At which temperature will the r.m.s. velocity of a hydrogen molecule be equal to that of an oxygen molecule at \( 47^\circ \text{C} \)?

• A. \( 80 \, \text{K} \)
• B. \( -73 \, \text{K} \)
• C. \( 4 \, \text{K} \)
• D. \( 20 \, \text{K} \)

Hint:

The r.m.s. velocity is influenced by both the temperature and the molar mass of the gas. Use the proportionality \( v_{\text{rms}} \propto \sqrt{\frac{T}{M}} \) to connect the properties of different gases.

Answer 1

The Correct Option is D

The root mean square (r.m.s.) velocity \( v_{\text{rms}} \) of gas molecules is determined by the formula: \[ v_{\text{rms}} = \sqrt{\frac{3RT}{M}}, \] where: - \( R \) is the universal gas constant, - \( T \) is the absolute temperature in Kelvin, - \( M \) is the molar mass of the gas.
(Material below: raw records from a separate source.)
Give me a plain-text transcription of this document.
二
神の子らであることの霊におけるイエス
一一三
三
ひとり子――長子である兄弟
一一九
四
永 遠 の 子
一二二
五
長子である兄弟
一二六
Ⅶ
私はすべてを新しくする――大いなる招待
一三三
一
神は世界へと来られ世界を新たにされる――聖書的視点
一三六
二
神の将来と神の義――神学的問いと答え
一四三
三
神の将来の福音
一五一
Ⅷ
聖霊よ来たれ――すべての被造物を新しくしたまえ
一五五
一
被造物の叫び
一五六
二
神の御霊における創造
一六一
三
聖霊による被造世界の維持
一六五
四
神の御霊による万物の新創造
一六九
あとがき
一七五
Step 1: Equating \( v_{\text{rms}} \) for Hydrogen and Oxygen For hydrogen (\( H_2 \)) and oxygen (\( O_2 \)): \[ v_{\text{rms}}(H_2) = v_{\text{rms}}(O_2). \] Substitute the expression for \( v_{\text{rms}} \): \[ \sqrt{\frac{3RT_{H_2}}{M_{H_2}}} = \sqrt{\frac{3RT_{O_2}}{M_{O_2}}}. \] Square both sides: \[ \frac{T_{H_2}}{M_{H_2}} = \frac{T_{O_2}}{M_{O_2}}. \] Rearrange to solve for \( T_{H_2} \): \[ T_{H_2} = T_{O_2} \cdot \frac{M_{H_2}}{M_{O_2}}. \] Step 2: Substitute Known Values The temperature of oxygen gas is: \[ T_{O_2} = 47^\circ \text{C} + 273 = 320 \, \text{K}. \] Molar masses are: \[ M_{H_2} = 2, \quad M_{O_2} = 32. \] Substitute into the formula for \( T_{H_2} \): \[ T_{H_2} = 320 \cdot \frac{2}{32}. \] Simplify: \[ T_{H_2} = 320 \cdot \frac{1}{16} = 20 \, \text{K}. \] Final Answer: \[ \boxed{20 \, \text{K}} \]